In the chargeback process, Representment is the name for the second stage, in which the Acquirer returns a disputed transaction back to the issuer in response to the initial chargeback.
Secured Credit Cards
Often used by people with no or poor credit history, Secured Credit Cards require a cash deposit or another type of collateral in order to create a line of credit. Terms on secured credit cards vary by credit card company and can include hefty fees.
When a sales transaction completes the process of moving from merchant to acquiring bank to issuer, and the acquiring bank and issuer exchange funds or data, this is known as the Settlement of the sales ticket created by the purchase.
Soft Credit Inquiry
A Soft Credit Inquiry occurs when an individual’s credit report is checked as a background screening, in the “pre-approval” process of credit card offers, and when one requests their own credit report. A soft inquiry does not affect your credit score the way a Hard Credit Inquiry does.
Terms and Conditions
The document in which credit card issuers outline their practices and policies in detail is often called the Terms and Conditions. When a cardholder first uses a new credit card, the terms and conditions become a legal contract between the cardholder and the issuer.

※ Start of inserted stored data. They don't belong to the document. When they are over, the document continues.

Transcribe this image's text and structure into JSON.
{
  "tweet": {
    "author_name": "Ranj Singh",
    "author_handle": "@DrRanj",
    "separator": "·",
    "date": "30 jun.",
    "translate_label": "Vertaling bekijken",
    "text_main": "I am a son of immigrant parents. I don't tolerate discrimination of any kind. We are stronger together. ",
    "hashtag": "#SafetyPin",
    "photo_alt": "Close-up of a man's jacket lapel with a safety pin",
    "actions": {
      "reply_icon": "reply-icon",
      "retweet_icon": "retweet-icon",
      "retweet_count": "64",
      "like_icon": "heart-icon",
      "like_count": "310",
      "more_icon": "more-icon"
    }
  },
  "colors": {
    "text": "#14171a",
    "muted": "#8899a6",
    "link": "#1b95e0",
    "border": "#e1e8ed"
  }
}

Tokenization is a security measure that protects actual payment card numerical data by converting it with a unique token value. That token can be used for future transactions.
Unsecured Credit Cards
Unsecured Credit Cards do not require collateral like Secured Credit Cards do, and they are the most common type of credit card accounts.
Utilization Ratio (AKA Credit Utilization Ratio)
The percentage of a cardholder’s credit limit that is currently being used is called the Utilization Ratio. This factors heavily into the calculation of FICO scores.
Variable Interest Rate (AKA Floating Rate)
Most credit cards are also called variable-rate cards, because they carry a Variable Rate Interest, which is an APR that fluctuates in conjunction with another rate, called an index.